Polymerizing Like Mussels Do: Toward Synthetic Mussel Foot Proteins and Resistant Glues

Abstract

A novel strategy to generate adhesive protein analogues by enzyme-induced polymerization of peptides is reported. Peptide polymerization relies on tyrosinase oxidation of tyrosine residues to Dopaquinones, which rapidly form cysteinyldopa-moieties with free thiols from cysteine residues, thereby linking unimers and generating adhesive polymers. The resulting artificial protein analogues show strong adsorption to different surfaces, even resisting hypersaline conditions. Remarkable adhesion energies of up to 10.9 mJ m^-2 are found in single adhesion events and average values are superior to those reported for mussel foot proteins that constitute the gluing interfaces.

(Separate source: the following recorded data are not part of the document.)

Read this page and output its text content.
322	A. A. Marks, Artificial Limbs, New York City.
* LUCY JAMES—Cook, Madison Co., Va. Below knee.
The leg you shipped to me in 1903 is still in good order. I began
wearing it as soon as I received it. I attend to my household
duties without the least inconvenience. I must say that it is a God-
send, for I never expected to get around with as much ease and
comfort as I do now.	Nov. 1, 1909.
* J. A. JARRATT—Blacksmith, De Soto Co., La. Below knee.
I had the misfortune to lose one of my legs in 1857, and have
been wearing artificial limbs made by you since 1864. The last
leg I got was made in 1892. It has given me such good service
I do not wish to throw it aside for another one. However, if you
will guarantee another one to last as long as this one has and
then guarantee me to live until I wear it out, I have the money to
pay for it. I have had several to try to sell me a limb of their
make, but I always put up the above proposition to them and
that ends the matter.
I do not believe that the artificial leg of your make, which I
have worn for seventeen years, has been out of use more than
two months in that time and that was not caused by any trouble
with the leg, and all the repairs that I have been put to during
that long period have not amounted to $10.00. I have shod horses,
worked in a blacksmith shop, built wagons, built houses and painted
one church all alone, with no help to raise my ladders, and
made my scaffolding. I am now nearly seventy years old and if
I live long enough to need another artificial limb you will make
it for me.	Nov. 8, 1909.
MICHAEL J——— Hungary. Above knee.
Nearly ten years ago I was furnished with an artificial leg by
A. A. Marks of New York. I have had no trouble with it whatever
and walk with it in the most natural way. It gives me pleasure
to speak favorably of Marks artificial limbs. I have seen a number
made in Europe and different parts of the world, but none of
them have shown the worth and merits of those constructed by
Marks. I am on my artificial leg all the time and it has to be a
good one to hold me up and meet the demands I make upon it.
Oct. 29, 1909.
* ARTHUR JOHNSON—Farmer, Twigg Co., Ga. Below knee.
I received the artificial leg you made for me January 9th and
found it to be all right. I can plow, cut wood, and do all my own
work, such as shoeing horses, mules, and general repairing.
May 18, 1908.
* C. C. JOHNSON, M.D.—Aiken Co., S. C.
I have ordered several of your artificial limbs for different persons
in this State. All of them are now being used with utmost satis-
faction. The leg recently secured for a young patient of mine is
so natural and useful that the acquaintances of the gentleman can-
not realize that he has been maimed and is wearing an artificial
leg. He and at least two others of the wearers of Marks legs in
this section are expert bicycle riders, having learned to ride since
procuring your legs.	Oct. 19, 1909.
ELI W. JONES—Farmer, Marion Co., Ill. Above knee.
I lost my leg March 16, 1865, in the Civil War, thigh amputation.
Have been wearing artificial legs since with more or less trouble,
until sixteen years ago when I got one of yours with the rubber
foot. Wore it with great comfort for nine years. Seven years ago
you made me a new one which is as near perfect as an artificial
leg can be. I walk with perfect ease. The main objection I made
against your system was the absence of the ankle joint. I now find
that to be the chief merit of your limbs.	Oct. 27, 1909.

Keywords: adhesives; enzyme-induced polymerization; mussel glue; synthetic protein mimics; tyrosinase activation.

Figure 1

Principle of mussel‐inspired polymerization. i) An amino acid sequence is abstracted from Mefp‐1 and extension with Cys leads to the unimer U₁ ^C. ii) Polymerization of U₁ ^C can be triggered by enzymatic oxidation of tyrosine to Dopaquinone, which reacts with thiol moieties of Cys residues, enabling the formation of cysteinyldopa linkages. iii) The obtained mfp analogues exhibit strong adhesion to various substrates, making them useful for coatings or glues.

Figure 2

Enzyme‐activated polymerization of U₁ ^C by tyrosinase to form polyU₁ ^C (a,b) and model study revealing kinetics of tyrosinase‐induced dimerization of U₁ ^S and U_1N ^C (c,d). MALDI‐TOF‐MS of U₁ ^C at time zero (a) and of polyU₁ ^C after 10 min (b, left). GPC traces of polyU₁ ^C (b, right). c) Reaction pathway for the model dimerization shows enzymatic oxidation of tyrosine in U₁ ^S to Dopaquinone (i  a,b), U_1N ^C oxidation to disulfide by Dopaquinone reduction and the inverse reaction (ii) as well as U_1N ^C‐U₁ ^S dimer formation by cysteinyldopa linkage (iii). d) Relative concentrations of different species during model dimerization determined by HPLC kinetics. (Conditions: 0.25 mm of U₁ ^S and 0.26 mm U_1N ^C (1/1.05, v/v) in pH 6.8 buffer, 50 U mL⁻¹ AbPPO4).

Figure 3

Adsorption (a) and adhesion (b) behavior of polyU₁ ^C and polyU₂ ^C. a) QCM‐D adsorption and desorption kinetics of mfp analogues on Al₂O₃ coated sensors (incubation step and subsequent buffer rinsing (left) and stability tests of the coatings (right) by washing with 599 mm NaCl (I) and 4.2 m hypersaline solution (ΙΙ)). b) Adhesive properties of mfp analogue determined by colloidal probe AFM. Illustration of the CP‐AFM contact analysis (left) and work of adhesion per unit area of polyU₁ ^C coatings in dependence of the dwell time (right; substrates were coated for 1 h (blue), for 2 h (green) and 1 h+post‐treatment with sodium ascorbate (red); constant load force of 2 nN; lines are to guide the eye only).